Tuesday, June 16, 2009
TUESDAY, June 16 (HealthDay News) -- The more African Americans a county has, the less colorectal surgeons, gastroenterologists and radiation oncologists there are in that county, whereas an increasing percentage of Asian Americans is associated with more specialists in that area, according to a study published in the June issue of the Archives of Surgery.
Awori J. Hayanga, M.D., of the University of Michigan Medical Center in Ann Arbor, and colleagues analyzed data from all counties of the United States to assess the prevalence rate of African Americans and Asian Americans and the number of colorectal cancer specialists.

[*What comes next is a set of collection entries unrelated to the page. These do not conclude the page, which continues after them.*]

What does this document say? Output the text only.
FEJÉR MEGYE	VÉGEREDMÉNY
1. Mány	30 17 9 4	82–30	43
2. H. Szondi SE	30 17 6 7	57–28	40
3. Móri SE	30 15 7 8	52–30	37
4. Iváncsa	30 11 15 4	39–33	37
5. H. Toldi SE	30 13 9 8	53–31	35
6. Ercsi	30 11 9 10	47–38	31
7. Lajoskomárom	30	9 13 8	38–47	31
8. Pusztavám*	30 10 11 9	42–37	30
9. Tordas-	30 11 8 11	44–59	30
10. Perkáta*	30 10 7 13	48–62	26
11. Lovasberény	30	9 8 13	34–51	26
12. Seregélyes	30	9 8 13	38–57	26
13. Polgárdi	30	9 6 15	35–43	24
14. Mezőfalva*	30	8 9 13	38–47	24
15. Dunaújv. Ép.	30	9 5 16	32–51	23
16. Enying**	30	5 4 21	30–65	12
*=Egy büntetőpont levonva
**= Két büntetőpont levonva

For every percentage point increase in the number of African Americans, there was a decrease in the number of gastroenterologists, radiation oncologists and colorectal surgeons, the investigators discovered; whereas the inverse was true for every percentage point increase in the population of Asian Americans.

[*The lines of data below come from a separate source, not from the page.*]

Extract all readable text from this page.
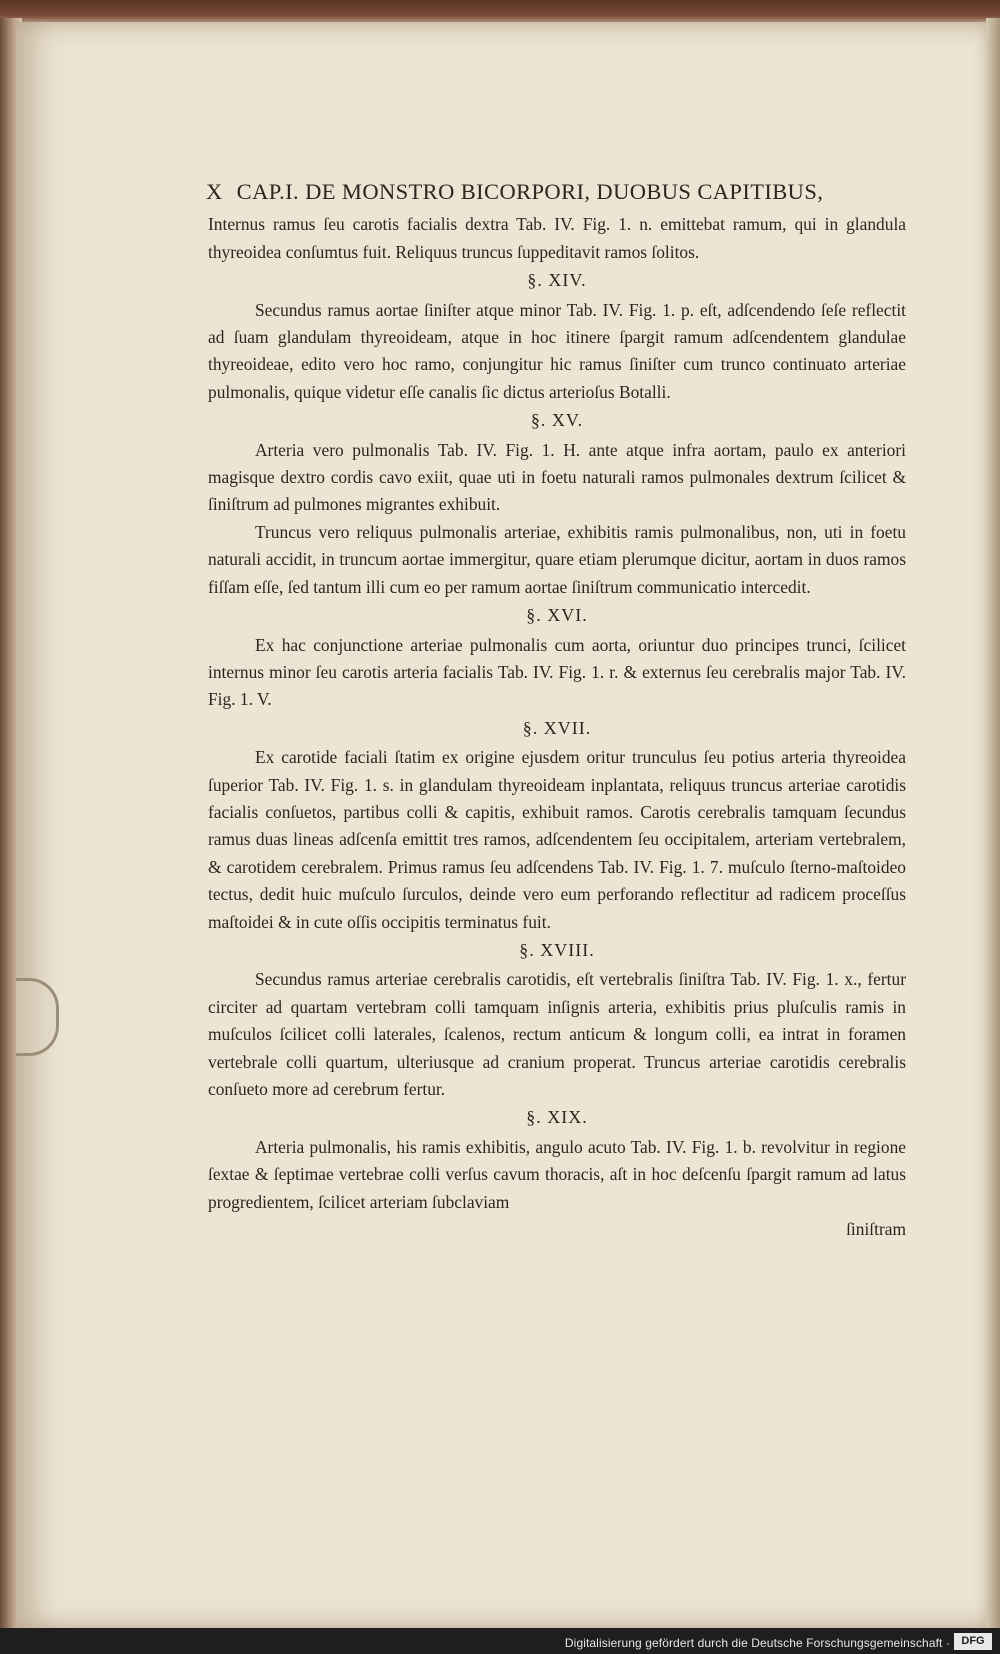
X CAP.I. DE MONSTRO BICORPORI, DUOBUS CAPITIBUS,

Internus ramus ſeu carotis facialis dextra Tab. IV. Fig. 1. n. emittebat ramum, qui in glandula thyreoidea conſumtus fuit. Reliquus truncus ſuppeditavit ramos ſolitos.

§. XIV.

Secundus ramus aortae ſiniſter atque minor Tab. IV. Fig. 1. p. eſt, adſcendendo ſeſe reflectit ad ſuam glandulam thyreoideam, atque in hoc itinere ſpargit ramum adſcendentem glandulae thyreoideae, edito vero hoc ramo, conjungitur hic ramus ſiniſter cum trunco continuato arteriae pulmonalis, quique videtur eſſe canalis ſic dictus arterioſus Botalli.

§. XV.

Arteria vero pulmonalis Tab. IV. Fig. 1. H. ante atque infra aortam, paulo ex anteriori magisque dextro cordis cavo exiit, quae uti in foetu naturali ramos pulmonales dextrum ſcilicet & ſiniſtrum ad pulmones migrantes exhibuit.

Truncus vero reliquus pulmonalis arteriae, exhibitis ramis pulmonalibus, non, uti in foetu naturali accidit, in truncum aortae immergitur, quare etiam plerumque dicitur, aortam in duos ramos fiſſam eſſe, ſed tantum illi cum eo per ramum aortae ſiniſtrum communicatio intercedit.

§. XVI.

Ex hac conjunctione arteriae pulmonalis cum aorta, oriuntur duo principes trunci, ſcilicet internus minor ſeu carotis arteria facialis Tab. IV. Fig. 1. r. & externus ſeu cerebralis major Tab. IV. Fig. 1. V.

§. XVII.

Ex carotide faciali ſtatim ex origine ejusdem oritur trunculus ſeu potius arteria thyreoidea ſuperior Tab. IV. Fig. 1. s. in glandulam thyreoideam inplantata, reliquus truncus arteriae carotidis facialis conſuetos, partibus colli & capitis, exhibuit ramos. Carotis cerebralis tamquam ſecundus ramus duas lineas adſcenſa emittit tres ramos, adſcendentem ſeu occipitalem, arteriam vertebralem, & carotidem cerebralem. Primus ramus ſeu adſcendens Tab. IV. Fig. 1. 7. muſculo ſterno-maſtoideo tectus, dedit huic muſculo ſurculos, deinde vero eum perforando reflectitur ad radicem proceſſus maſtoidei & in cute oſſis occipitis terminatus fuit.

§. XVIII.

Secundus ramus arteriae cerebralis carotidis, eſt vertebralis ſiniſtra Tab. IV. Fig. 1. x., fertur circiter ad quartam vertebram colli tamquam inſignis arteria, exhibitis prius pluſculis ramis in muſculos ſcilicet colli laterales, ſcalenos, rectum anticum & longum colli, ea intrat in foramen vertebrale colli quartum, ulteriusque ad cranium properat. Truncus arteriae carotidis cerebralis conſueto more ad cerebrum fertur.

§. XIX.

Arteria pulmonalis, his ramis exhibitis, angulo acuto Tab. IV. Fig. 1. b. revolvitur in regione ſextae & ſeptimae vertebrae colli verſus cavum thoracis, aſt in hoc deſcenſu ſpargit ramum ad latus progredientem, ſcilicet arteriam ſubclaviam

ſiniſtram
Digitalisierung gefördert durch die Deutsche Forschungsgemeinschaft ·	DFG
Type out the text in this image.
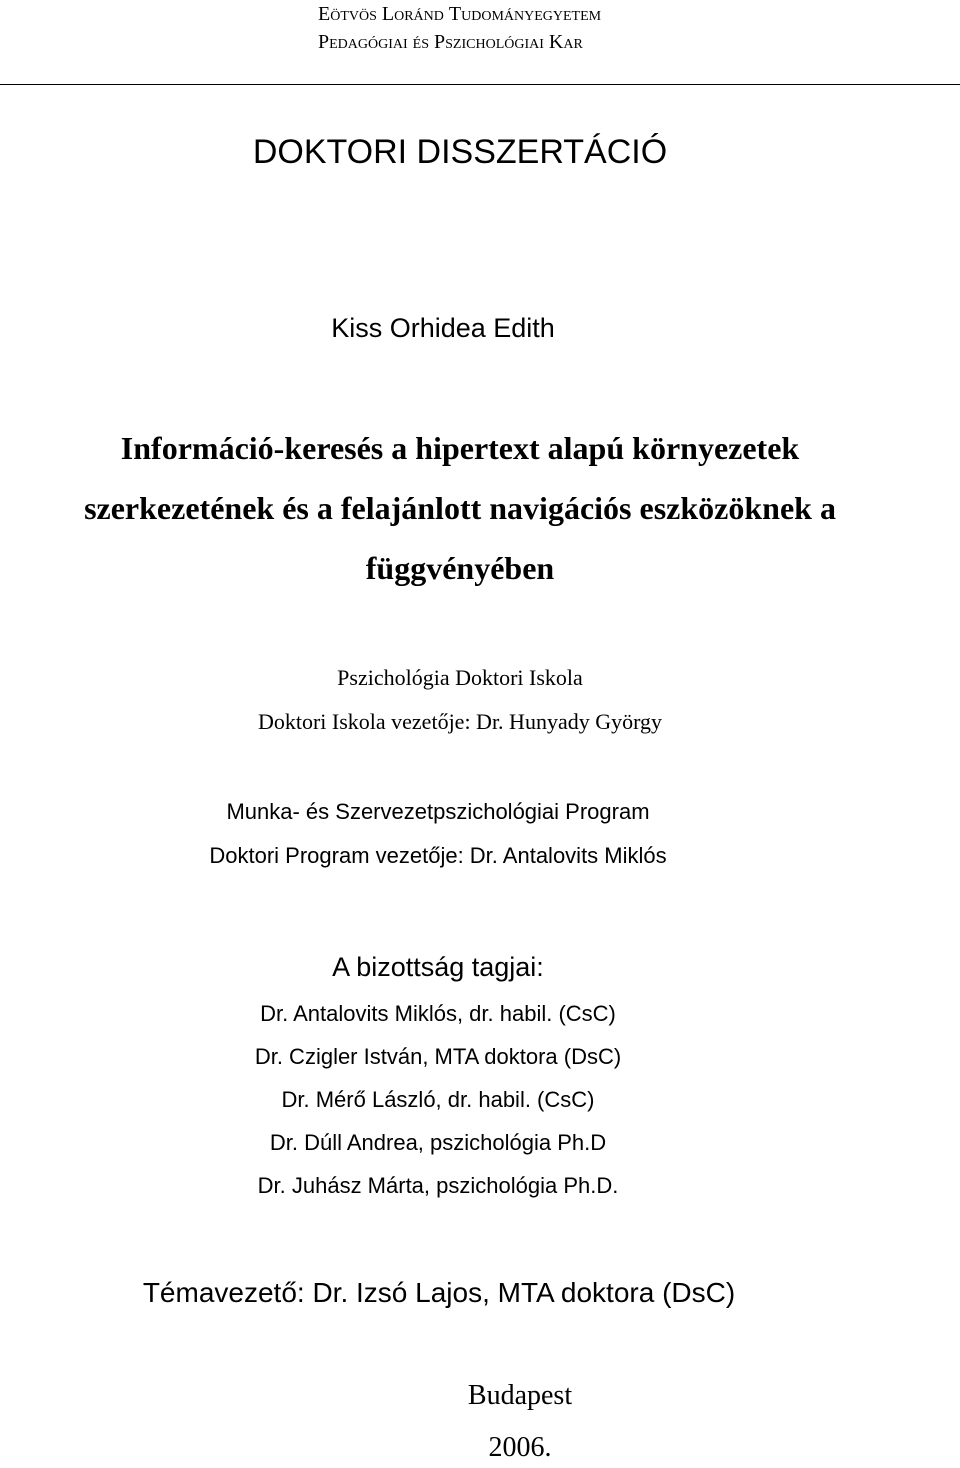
Eötvös Loránd Tudományegyetem
Pedagógiai és Pszichológiai Kar
DOKTORI DISSZERTÁCIÓ
Kiss Orhidea Edith
Információ-keresés a hipertext alapú környezetek
szerkezetének és a felajánlott navigációs eszközöknek a
függvényében
Pszichológia Doktori Iskola
Doktori Iskola vezetője: Dr. Hunyady György
Munka- és Szervezetpszichológiai Program
Doktori Program vezetője: Dr. Antalovits Miklós
A bizottság tagjai:
Dr. Antalovits Miklós, dr. habil. (CsC)
Dr. Czigler István, MTA doktora (DsC)
Dr. Mérő László, dr. habil. (CsC)
Dr. Dúll Andrea, pszichológia Ph.D
Dr. Juhász Márta, pszichológia Ph.D.
Témavezető: Dr. Izsó Lajos, MTA doktora (DsC)
Budapest
2006.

"Strategies that target the appropriate use of adjuvant therapies in the counties in which African Americans live may be impeded by the sheer lack of availability of the providers in these areas. Perhaps the nonuse of diagnostic and adjuvant therapies is related to the great distances that African Americans must travel to seek these services, plausibly outside their own residential counties," the authors write. "This may serve as an impediment to seeking these services despite the best intentions of referring physicians and surgeons."